40. RENOVATING

AS SOON AS Hajrudin started renovating the old restaurant, he found extensive water damage behind the decrepit wood paneling in the party room. Behind the large refrigerator. Behind the acoustic tile in the ceiling. Under the long bar, and under the floorboards.

This infuriated—and energized—Mersiha.

“He hid it!” she said about the former owner, recalling how he had refused a second round of inspections. The inspector had been unable to move the refrigerator to see what was behind it. She wished she had stuck to her offer of $165,000. “If I see him now, I will not be quiet!”

Hajrudin took this setback—which would cost them thousands of dollars—as if he had been slugged. Mersiha had never seen him so disappointed.

“I just don’t have the strength,” he told her.

He worried—maybe he should take a part-time job to help pay for the extra costs. But Mersiha reminded him that he would make so little—it was best to keep renovating the restaurant full time.

She opened four new credit cards.

Hajrudin dug in: He changed the basement beams, cleaning and bleaching everything. Then he put in new walls and flooring. He rewired the electricity and put in new outlets.

“He started to see there’s light at the end of the tunnel,” Mersiha said.

Mersiha was in contact with the owners of cafés she admired in England, Italy, and Croatia. Talking with them helped crystallize what she wanted: a cool, colorful environment that would draw in young people, as well as others. She wanted her café to have a European feel.

Her model was EL&N, a chain in London. “It’s the most Instagrammable café,” she said. “In every corner, you can take awesome pictures.” The cafés have pink banquettes, smooth surfaces, and walls of tiny fabric flowers.

Mersiha expressed disdain for a popular brick-walled café in downtown Utica. Old-fashioned is out, she said. “A modern look is in.”

She planned to have a curtain of flowers, like EL&N’s, at the entrance, where people could take photos; she hoped it would distract customers from the restaurant’s run-down facade. Next year, after they make some money, the couple plan to renovate the facade.

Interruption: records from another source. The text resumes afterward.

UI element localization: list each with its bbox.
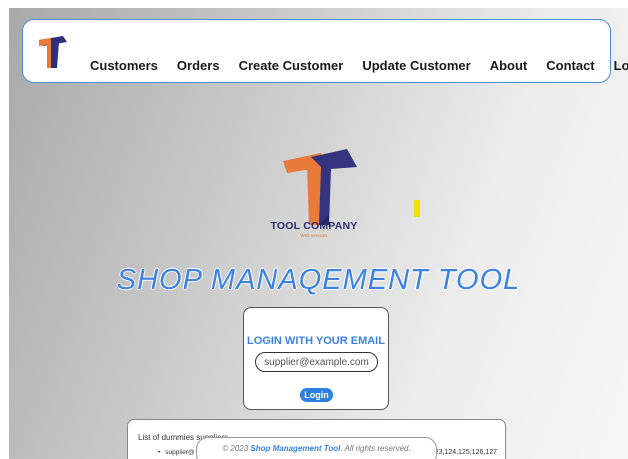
login-card: LOGIN WITH YOUR EMAIL Login: [243, 307, 389, 410]
footer-suffix: . All rights reserved.: [340, 444, 411, 453]
nav-logout[interactable]: Logout: [614, 58, 628, 73]
nav-links: Customers Orders Create Customer Update …: [90, 58, 628, 73]
nav-update-customer[interactable]: Update Customer: [362, 58, 470, 73]
company-logo-icon[interactable]: [37, 34, 69, 70]
nav-orders[interactable]: Orders: [177, 58, 220, 73]
login-button[interactable]: Login: [300, 388, 333, 402]
nav-about[interactable]: About: [490, 58, 528, 73]
app-title: SHOP MANAQEMENT TOOL: [116, 264, 521, 296]
footer-prefix: © 2023: [222, 444, 251, 453]
nav-create-customer[interactable]: Create Customer: [239, 58, 344, 73]
navbar: Customers Orders Create Customer Update …: [22, 19, 628, 83]
footer: © 2023 Shop Management Tool. All rights …: [196, 437, 437, 459]
yellow-marker: [414, 200, 420, 217]
nav-contact[interactable]: Contact: [546, 58, 594, 73]
brand-tagline: Web services: [300, 233, 328, 238]
page-background: Customers Orders Create Customer Update …: [9, 8, 628, 459]
login-heading: LOGIN WITH YOUR EMAIL: [247, 335, 385, 347]
brand-name: TOOL COMPANY: [270, 220, 358, 232]
footer-app-name: Shop Management Tool: [250, 444, 341, 453]
email-input[interactable]: [255, 352, 378, 372]
dummy-supplier-ids: 23,124,125,126,127: [434, 449, 497, 456]
nav-customers[interactable]: Customers: [90, 58, 158, 73]
dummy-supplier-item: supplier@: [158, 449, 194, 456]
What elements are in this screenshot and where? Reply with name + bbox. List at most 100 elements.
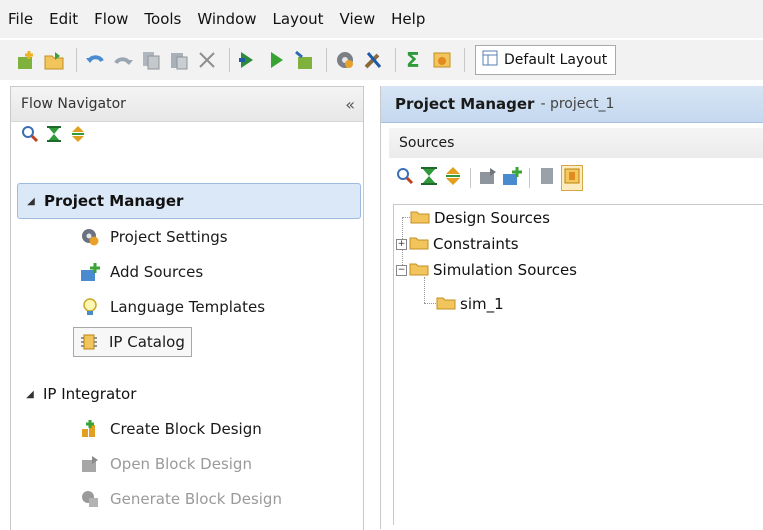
collapse-toggle[interactable]: − [396, 264, 407, 276]
new-project-icon[interactable] [14, 48, 38, 72]
settings-icon[interactable] [333, 48, 357, 72]
collapse-all-icon[interactable] [419, 166, 439, 190]
gear-icon [79, 226, 101, 248]
ip-catalog-focus-box[interactable]: IP Catalog [73, 326, 192, 357]
search-icon[interactable] [21, 125, 39, 147]
tree-node-label: sim_1 [460, 295, 504, 313]
tree-node-design-sources[interactable]: Design Sources [410, 205, 550, 231]
section-label: Project Manager [44, 192, 184, 210]
menu-view[interactable]: View [332, 10, 384, 28]
toolbar-separator [229, 48, 230, 72]
flow-navigator-title: Flow Navigator [21, 96, 126, 112]
toolbar-separator [326, 48, 327, 72]
toolbar-separator [464, 48, 465, 72]
expand-toggle[interactable]: + [396, 238, 407, 250]
folder-icon [410, 208, 430, 228]
chip-icon [78, 331, 100, 353]
layout-icon[interactable] [430, 48, 454, 72]
open-hardware-icon[interactable] [292, 48, 316, 72]
project-manager-header: Project Manager - project_1 [381, 86, 763, 123]
nav-item-label: Add Sources [110, 262, 204, 281]
nav-item-add-sources[interactable]: Add Sources [17, 254, 361, 289]
main-toolbar: Σ Default Layout [0, 40, 763, 80]
nav-item-label: Language Templates [110, 297, 266, 316]
document-icon[interactable] [537, 166, 557, 190]
undo-icon[interactable] [83, 48, 107, 72]
menu-bar: File Edit Flow Tools Window Layout View … [0, 0, 763, 38]
collapse-triangle-icon[interactable]: ◢ [18, 196, 44, 207]
section-project-manager: ◢ Project Manager Project Settings Add S… [17, 183, 361, 359]
project-manager-panel: Project Manager - project_1 Sources Desi… [380, 86, 763, 529]
expand-all-icon[interactable] [443, 166, 463, 190]
menu-file[interactable]: File [0, 10, 41, 28]
tools-icon[interactable] [361, 48, 385, 72]
nav-item-label: Open Block Design [110, 454, 252, 473]
redo-icon[interactable] [111, 48, 135, 72]
tree-node-label: Design Sources [434, 209, 550, 227]
project-manager-title: Project Manager [395, 95, 535, 113]
collapse-panel-button[interactable]: « [345, 95, 355, 114]
search-icon[interactable] [395, 166, 415, 190]
show-hierarchy-button[interactable] [561, 165, 583, 191]
tree-node-label: Simulation Sources [433, 261, 578, 279]
menu-edit[interactable]: Edit [41, 10, 86, 28]
menu-layout[interactable]: Layout [265, 10, 332, 28]
nav-item-ip-catalog[interactable]: IP Catalog [17, 324, 361, 359]
generate-block-icon [79, 488, 101, 510]
toolbar-separator [395, 48, 396, 72]
section-header-ip-integrator[interactable]: ◢ IP Integrator [17, 377, 361, 411]
add-sources-icon [79, 261, 101, 283]
collapse-triangle-icon[interactable]: ◢ [17, 389, 43, 400]
run-behavioral-icon[interactable] [236, 48, 260, 72]
sources-tab[interactable]: Sources [389, 128, 763, 158]
folder-icon [409, 234, 429, 254]
section-header-project-manager[interactable]: ◢ Project Manager [17, 183, 361, 219]
open-project-icon[interactable] [42, 48, 66, 72]
section-label: IP Integrator [43, 385, 137, 403]
layout-select[interactable]: Default Layout [475, 45, 617, 75]
expand-all-icon[interactable] [69, 125, 87, 147]
toolbar-separator [76, 48, 77, 72]
menu-tools[interactable]: Tools [136, 10, 189, 28]
run-icon[interactable] [264, 48, 288, 72]
project-name-value: project_1 [549, 96, 615, 112]
toolbar-separator [470, 168, 471, 188]
copy-icon[interactable] [139, 48, 163, 72]
folder-icon [436, 294, 456, 314]
tree-node-constraints[interactable]: + Constraints [396, 231, 519, 257]
menu-flow[interactable]: Flow [86, 10, 136, 28]
open-block-icon [79, 453, 101, 475]
sigma-report-icon[interactable]: Σ [402, 48, 426, 72]
lightbulb-icon [79, 296, 101, 318]
nav-item-open-block-design[interactable]: Open Block Design [17, 446, 361, 481]
sources-tree: Design Sources + Constraints − Simulatio… [393, 204, 763, 525]
svg-text:Σ: Σ [406, 49, 420, 71]
nav-item-label: Create Block Design [110, 419, 262, 438]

Mersiha carefully chose every element of the new restaurant: pink and blue jelly glasses, white plates, comfortable velvet-upholstered chairs and love seats. Seating will be roomy—so people can relax.

But it is all about getting on Instagram, Mersiha said: She is proud she has 16,000 followers. All day long, she connects with them. People keep asking: “When will the new restaurant open?”

To walk through the restaurant—an enormous construction site—is to be daunted by what the couple have taken on.

The former owner left a lifetime of debris—sports trophies, broken machinery, old lamps—which will have to be dumped. Plates, mugs, and cups are stacked everywhere. Old wires are strewn about. The big kitchen, with its old, stainless steel counters, looks Dickensian.

The couple have been renovating the party room so they can start catering. One wall was just painted—a cool, pearly gray. But the room is jammed with a dozen tables covered with junk; a frayed red carpet is underfoot.

A long, dark corridor opens onto the cream-colored ballroom. There is room for dozens of tables. But it looks abandoned, eerily empty, except for an army of black and burgundy chairs.

The café—the heart of the complex—is quickly coming together.

On a recent Sunday at 6 p.m., Mersiha brought a pizza for Hajrudin, who was working alone. He had just put in new wood floors. The ocean-gray wall facing the mahogany bar seemed to glow.

As they stood by the bar, admiring how wide and elegant it is, Hajrudin said, “We can put stools here, and customers can sit.”

“No,” Mersiha cut him off. “I like that space open.”

“But it would be so pleasant—”

“No!”

But there was no hostility. They wandered around the empty space, talking about things to be done. Mersiha said she would start painting the party room on Monday.

There was an underlying sense of urgency. It was October 2019; they were hoping to open in December.

She and Hajrudin felt the gravity of their situation.

Their upstairs tenant had recently left; the apartment’s toilet had leaked through the restaurant’s ceiling. The whole apartment now needed to be redone.

They had taken money out of their 401K to buy the building. Everything since then has cost far more than they expected. They were out of cash.

“My husband thinks I’m too far out,” Mersiha said, gathering some bags as she and Hajrudin got ready to leave.

She knew they were on a cliff: “We don’t know what’s going to happen.” They could fail.

She shrugged at the thought. “We will handle that. We have been through worse.”

She shut off the café’s lights; their kids were waiting for them at home. “There’s no success without risk,” she said.